Taktik nükleer silahların kullanım ihtimali 2014 yılında bu defa Kırım’ın ilhakı sırasında gündeme geldi. Rus ordusunun, Kırım’daki operasyonuna karşı NATO’dan bir reaksiyon gelmesi halinde bölgeye taktik nükleer silah sevk ettiği iddia edildi. Rusya’nın taktik nükleer silah anlayışının bugün Ukrayna’ya karşı kullandığı orta menzilli balistik füzelere monte edilebilecek başlıkları da kapsadığını belirtmekte fayda var. Bu füzelerden bugün Litvanya tarafından bir nevi ekonomik ablukaya alınan Baltık Denizi kıyısındaki Rusya toprağı Kaliningrad’da da bulunduğu biliniyor.
Dünya belki de 2014 yılında bir nükleer çatışma ihtimalini farkında olmadan atlatsa da, taktik nükleer silahların kullanılabileceği bir çatışma senaryosu günümüzde Rusya-Ukrayna Savaşı ile yeniden yürürlüğe kondu.
2021 yılında küresel silahlanma harcamalarının 2 trilyon doları aşmış olması bir milat olarak nitelendi. Ancak bu artış yalnızca konvansiyonel silahlanmayı etkilemedi. “Nükleer Silahların Ortadan Kaldırılması İçin Uluslararası Kampanya Örgütü”nün ( The International Campaign to Abolish Nuclear Weapons / ICAN) raporuna göre 2021 yılında nükleer silah sahibi dokuz ülke cephaneliklerini geliştirmek için 82,4 milyar dolar harcadı.9 ülkenin 2020 yılında bu alandaki harcamaları ise 72,6 milyar dolardı. ABD 44,2 milyar dolarla nükleer silahlanmada ilk sırada yer alırken, onu 11,7 milyar dolar ile Çin Halk Cumhuriyeti ve 8,6 milyar dolar ile Rusya Federasyonu izledi. Doğrudan nükleer silahlara yapılan harcamaların yanı sıra AUKUS İttifakı kapsamında Avustralya’ya nükleer denizaltı teknolojisi transferini ve İngiltere’nin yeni nesil uçak gemilerinin ardından Dreadnought tipi yeni nesil nükleer denizaltılarının yapımına giriştiğine de dikkat çekmek gerekir. 4 denizaltı için İngiltere 10 milyar sterlin harcayacak. ABD eski Başkanı Trump’ın 2019 yılında nükleer güçle çalışan bir uzay gemisi inşa edilmesi için kararname imzalamış olması da yeni gelişen nükleer rekabetin henüz görünmeyen yüzünü teşkil ediyor.

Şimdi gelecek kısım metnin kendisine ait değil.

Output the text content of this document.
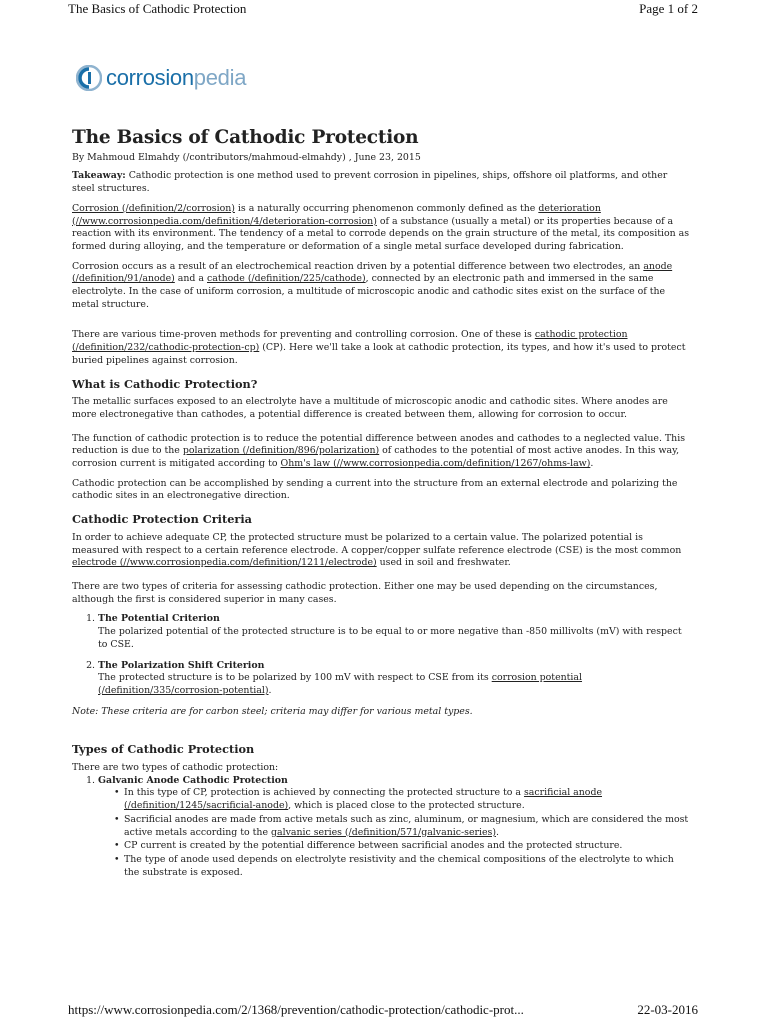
The Basics of Cathodic Protection	Page 1 of 2
corrosionpedia
The Basics of Cathodic Protection

By Mahmoud Elmahdy (/contributors/mahmoud-elmahdy) , June 23, 2015

Takeaway: Cathodic protection is one method used to prevent corrosion in pipelines, ships, offshore oil platforms, and other steel structures.

Corrosion (/definition/2/corrosion) is a naturally occurring phenomenon commonly defined as the deterioration (//www.corrosionpedia.com/definition/4/deterioration-corrosion) of a substance (usually a metal) or its properties because of a reaction with its environment. The tendency of a metal to corrode depends on the grain structure of the metal, its composition as formed during alloying, and the temperature or deformation of a single metal surface developed during fabrication.

Corrosion occurs as a result of an electrochemical reaction driven by a potential difference between two electrodes, an anode (/definition/91/anode) and a cathode (/definition/225/cathode), connected by an electronic path and immersed in the same electrolyte. In the case of uniform corrosion, a multitude of microscopic anodic and cathodic sites exist on the surface of the metal structure.

There are various time-proven methods for preventing and controlling corrosion. One of these is cathodic protection (/definition/232/cathodic-protection-cp) (CP). Here we'll take a look at cathodic protection, its types, and how it's used to protect buried pipelines against corrosion.

What is Cathodic Protection?

The metallic surfaces exposed to an electrolyte have a multitude of microscopic anodic and cathodic sites. Where anodes are more electronegative than cathodes, a potential difference is created between them, allowing for corrosion to occur.

The function of cathodic protection is to reduce the potential difference between anodes and cathodes to a neglected value. This reduction is due to the polarization (/definition/896/polarization) of cathodes to the potential of most active anodes. In this way, corrosion current is mitigated according to Ohm's law (//www.corrosionpedia.com/definition/1267/ohms-law).

Cathodic protection can be accomplished by sending a current into the structure from an external electrode and polarizing the cathodic sites in an electronegative direction.

Cathodic Protection Criteria

In order to achieve adequate CP, the protected structure must be polarized to a certain value. The polarized potential is measured with respect to a certain reference electrode. A copper/copper sulfate reference electrode (CSE) is the most common electrode (//www.corrosionpedia.com/definition/1211/electrode) used in soil and freshwater.

There are two types of criteria for assessing cathodic protection. Either one may be used depending on the circumstances, although the first is considered superior in many cases.

1. The Potential Criterion
The polarized potential of the protected structure is to be equal to or more negative than -850 millivolts (mV) with respect to CSE.
2. The Polarization Shift Criterion
The protected structure is to be polarized by 100 mV with respect to CSE from its corrosion potential (/definition/335/corrosion-potential).

Note: These criteria are for carbon steel; criteria may differ for various metal types.

Types of Cathodic Protection

There are two types of cathodic protection:

1. Galvanic Anode Cathodic Protection
• In this type of CP, protection is achieved by connecting the protected structure to a sacrificial anode (/definition/1245/sacrificial-anode), which is placed close to the protected structure.
• Sacrificial anodes are made from active metals such as zinc, aluminum, or magnesium, which are considered the most active metals according to the galvanic series (/definition/571/galvanic-series).
• CP current is created by the potential difference between sacrificial anodes and the protected structure.
• The type of anode used depends on electrolyte resistivity and the chemical compositions of the electrolyte to which the substrate is exposed.
https://www.corrosionpedia.com/2/1368/prevention/cathodic-protection/cathodic-prot...	22-03-2016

Rusya-Ukrayna Savaşı’nda nükleer silah kullanılmasına ilişkin tehlike Moskova’nın hem savaş hem yaptırımlar alanında ne kadar köşeye sıkıştırılacağı ile doğrudan ilgili. Ancak 11 Eylül saldırıları ile başlayan süreç, küresel güç odaklarının dünyanın her hangi bir yerinde bir nükleer silahın kullanılacağı terör saldırısı ya da çatışma arayışı içerisinde olduğuna işaret ediyor. Nükleer silahlanmanın savaş sebebi sayılacağı en yakın çatışma bölgesi olarak İran ön plana çıkarken, siyasi ve ekonomik kriz girdabından çıkamayan Pakistan da potansiyel nükleer tehdit kaynağı olarak gündemdeki yerini koruyor.